Panzers in Spain - Other Forces | Gallery

Panzers in Spain

PzKpfw I tanks of "Gruppe Drohne", the German panzer contingent of the Legion Condor. This formation was primarily a training unit, training Spanish Nationalist soldiers in tank tactics, maintenance, staff matters et cetera. However, German personnel also served on the front line in rotation; the commander of the formation, Oberstleutnant (later General der Panzertruppe) Wilhelm, Ritter von Thoma, claimed to have taken in over 180 armoured engagements in Spain. How important the panzer component in the Spanish Civil War may have been is hard to say. True, the war did give the Germans an opportunity to see tank tactics practiced in a live fire situation. However, Franco and the Nationalist generals - veterans to a man of the North African counter-insurgency campaigns of the Rif War - were fully conditioned to the requirements of a civil war in which it was necessary to grind down local opposition thoroughly, territory by territory, rather than bypass it. Their interest in blitzkrieg-type mobile warfare was intermittent at best, leaving the panzers mainly confined to an infantry-support role. Perhaps that is just as well, from the point of view of Nationalist tankers. In the course of the war, Germany supplied the Nationalists with some 180 PzKpfw I tanks (1 PzKpfw II was headed for Spain at the war's end, but ended up being repatriated to Germany). As against that, the Soviet Union supplied the Republicans with some 280 T-26 and 50 BT-5 machines. Thoma's boys determined that, firing steel-core armour piercing ammunition, the dual machine-gun armament of the PzKpfw I could disable a T-26 or BT-5 (which were scarcely better armoured than the Pz I) at short range. However, this was not much good - the Soviet machines all carried versions of the excellent (for the period) 45mm Soviet cannon; all the Spanish/Soviet tankers on the Republican side had to do was open fire at longer ranges to destroy a PzKpfw I, allowing the latter no opportunity to do more than scratch their paint. No wonder that captured Soviet tanks were greatly prized on the Nationalist side. The 50 captured T-26 that the Nationalists managed to return to action (overall number of this type captured was eventually of the order of 180) ended up constituting the most potent comoponent element of Franco's armoured force. Then again, the PzKpfw Is were undoubtedly quite effective in an infantry support role - as long as they did not encounter any T-26 or BT-5 along the way. Best regards, JR.

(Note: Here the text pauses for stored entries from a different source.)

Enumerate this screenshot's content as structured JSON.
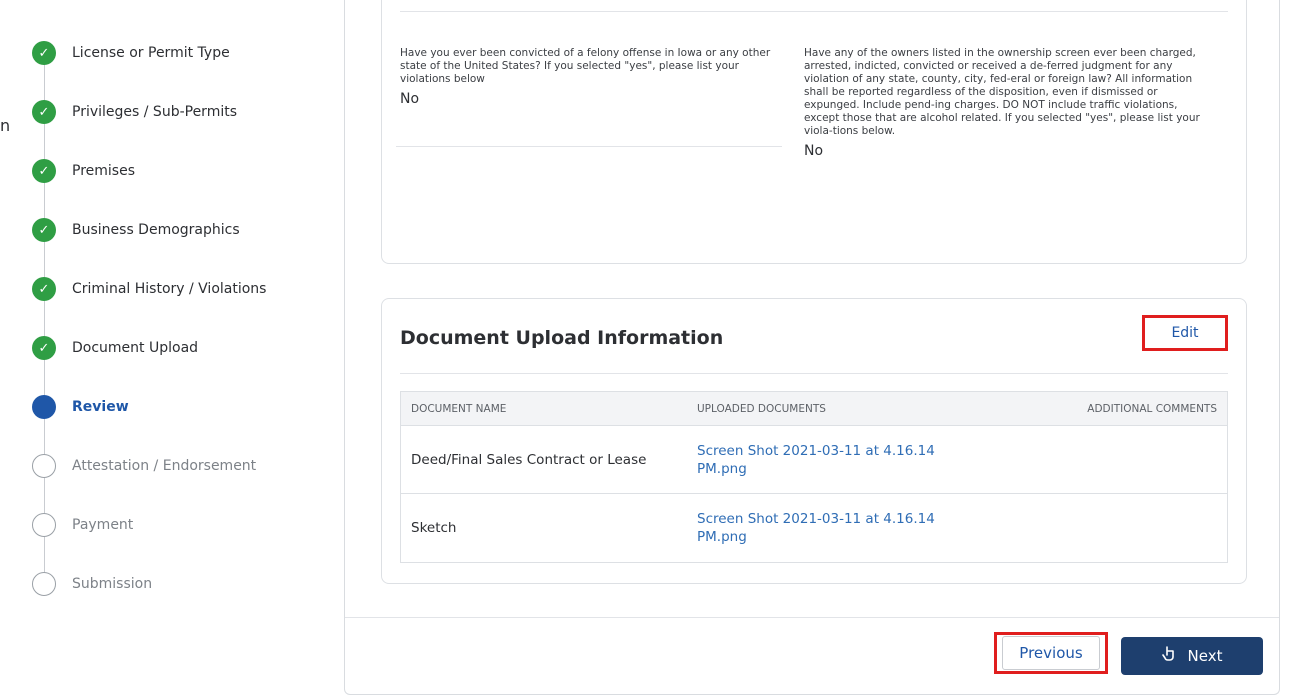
{
  "stepper": {
    "steps": [
      {
        "label": "License or Permit Type",
        "state": "done"
      },
      {
        "label": "Privileges / Sub-Permits",
        "state": "done"
      },
      {
        "label": "Premises",
        "state": "done"
      },
      {
        "label": "Business Demographics",
        "state": "done"
      },
      {
        "label": "Criminal History / Violations",
        "state": "done"
      },
      {
        "label": "Document Upload",
        "state": "done"
      },
      {
        "label": "Review",
        "state": "current"
      },
      {
        "label": "Attestation / Endorsement",
        "state": "todo"
      },
      {
        "label": "Payment",
        "state": "todo"
      },
      {
        "label": "Submission",
        "state": "todo"
      }
    ],
    "check_glyph": "✓",
    "stray_text": "n"
  },
  "criminal": {
    "q1": "Have you ever been convicted of a felony offense in Iowa or any other state of the United States? If you selected \"yes\", please list your violations below",
    "a1": "No",
    "q2": "Have any of the owners listed in the ownership screen ever been charged, arrested, indicted, convicted or received a de-ferred judgment for any violation of any state, county, city, fed-eral or foreign law? All information shall be reported regardless of the disposition, even if dismissed or expunged. Include pend-ing charges. DO NOT include traffic violations, except those that are alcohol related. If you selected \"yes\", please list your viola-tions below.",
    "a2": "No"
  },
  "documents": {
    "title": "Document Upload Information",
    "edit_label": "Edit",
    "headers": [
      "DOCUMENT NAME",
      "UPLOADED DOCUMENTS",
      "ADDITIONAL COMMENTS"
    ],
    "rows": [
      {
        "name": "Deed/Final Sales Contract or Lease",
        "file": "Screen Shot 2021-03-11 at 4.16.14 PM.png",
        "comments": ""
      },
      {
        "name": "Sketch",
        "file": "Screen Shot 2021-03-11 at 4.16.14 PM.png",
        "comments": ""
      }
    ]
  },
  "footer": {
    "previous_label": "Previous",
    "next_label": "Next"
  },
  "colors": {
    "done": "#2f9e44",
    "current": "#1f57a8",
    "primary_button": "#1e3f6e",
    "highlight": "#e01e1e",
    "link": "#2f6db5"
  }
}
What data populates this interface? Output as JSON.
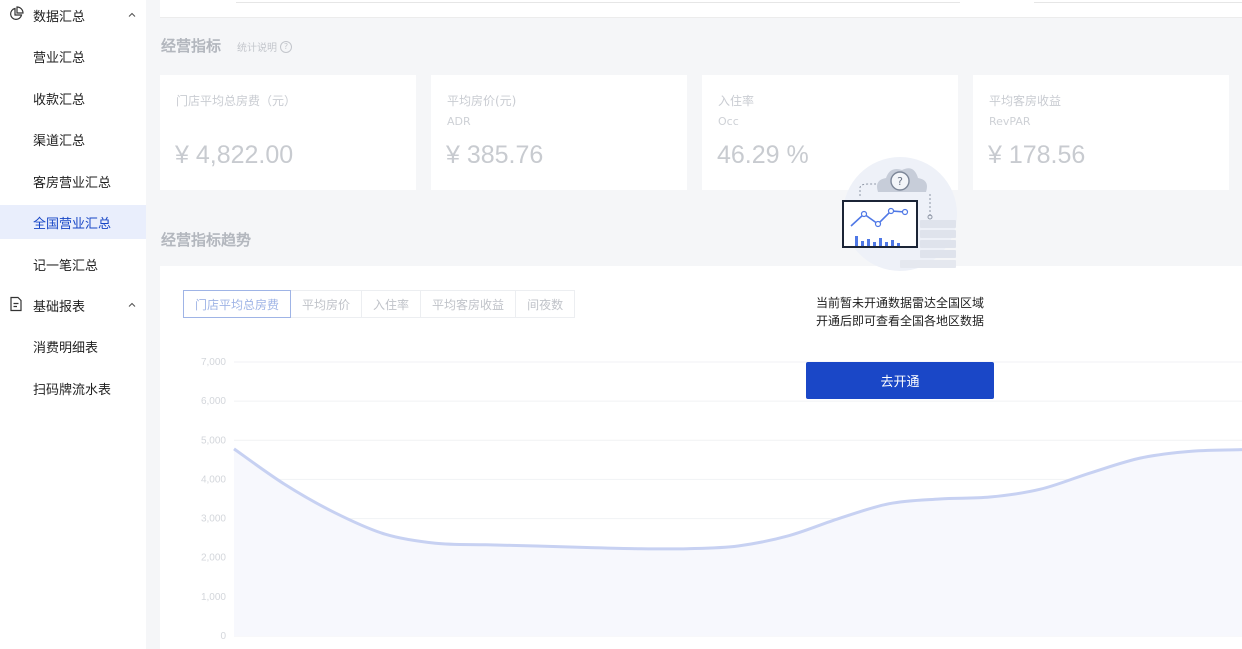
{
  "sidebar": {
    "group_data": "数据汇总",
    "items_data": [
      {
        "label": "营业汇总"
      },
      {
        "label": "收款汇总"
      },
      {
        "label": "渠道汇总"
      },
      {
        "label": "客房营业汇总"
      },
      {
        "label": "全国营业汇总"
      },
      {
        "label": "记一笔汇总"
      }
    ],
    "group_reports": "基础报表",
    "items_reports": [
      {
        "label": "消费明细表"
      },
      {
        "label": "扫码牌流水表"
      }
    ]
  },
  "metrics": {
    "title": "经营指标",
    "note": "统计说明",
    "cards": [
      {
        "label": "门店平均总房费（元）",
        "sub": "",
        "value": "¥ 4,822.00"
      },
      {
        "label": "平均房价(元)",
        "sub": "ADR",
        "value": "¥ 385.76"
      },
      {
        "label": "入住率",
        "sub": "Occ",
        "value": "46.29 %"
      },
      {
        "label": "平均客房收益",
        "sub": "RevPAR",
        "value": "¥ 178.56"
      }
    ]
  },
  "trend": {
    "title": "经营指标趋势",
    "tabs": [
      {
        "label": "门店平均总房费"
      },
      {
        "label": "平均房价"
      },
      {
        "label": "入住率"
      },
      {
        "label": "平均客房收益"
      },
      {
        "label": "间夜数"
      }
    ]
  },
  "chart_data": {
    "type": "line",
    "title": "",
    "xlabel": "",
    "ylabel": "",
    "ylim": [
      0,
      7000
    ],
    "yticks": [
      "0",
      "1,000",
      "2,000",
      "3,000",
      "4,000",
      "5,000",
      "6,000",
      "7,000"
    ],
    "grid": true,
    "series": [
      {
        "values": [
          4780,
          3880,
          3150,
          2600,
          2370,
          2330,
          2300,
          2260,
          2230,
          2230,
          2300,
          2560,
          3000,
          3380,
          3500,
          3550,
          3750,
          4170,
          4550,
          4720,
          4760
        ]
      }
    ]
  },
  "overlay": {
    "line1": "当前暂未开通数据雷达全国区域",
    "line2": "开通后即可查看全国各地区数据",
    "button": "去开通"
  },
  "colors": {
    "accent": "#1a47c7",
    "active_bg": "#e9eefc",
    "line": "#c7d1f2"
  }
}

This is a companion discussion topic for the original entry at https://ww2incolor.com/gallery/other-forces/48523/panzers-in-spain

The only one to not want conclude a teaching from the Spanish War was paradoxically the Italians still tied with obstinacy to idea which is a heroic mass, and not the technology, which overcome the enemy. A typical Fascist theory, shared by the high militaries rank composed by personalities outdated, prone to Duce’s ideas and wishes and also to industry’s intrigue. Inside the Fascist entourage the only with modern and clear ideas was Italo Balbo, not a professional soldier (during the WW1 was an Alpini’s complement officer). But regrettably Balbo, not nearly to alliance with the Germany, was removed and “passed” to Libya as Governor (normal comment of this time: Balbo shade Mussolini) few time after the successful air cruise from Italy to United States and return. Just after few months from the outbreak of the WW2 all this thesis (see also the superiority of the biplane fighters) was tragically disappointed. Best regards, Victor Sierra

Strangely the Soviet advisers had almost less new ideas than Franco, even with a powerful superiority - on paper - in armored forces.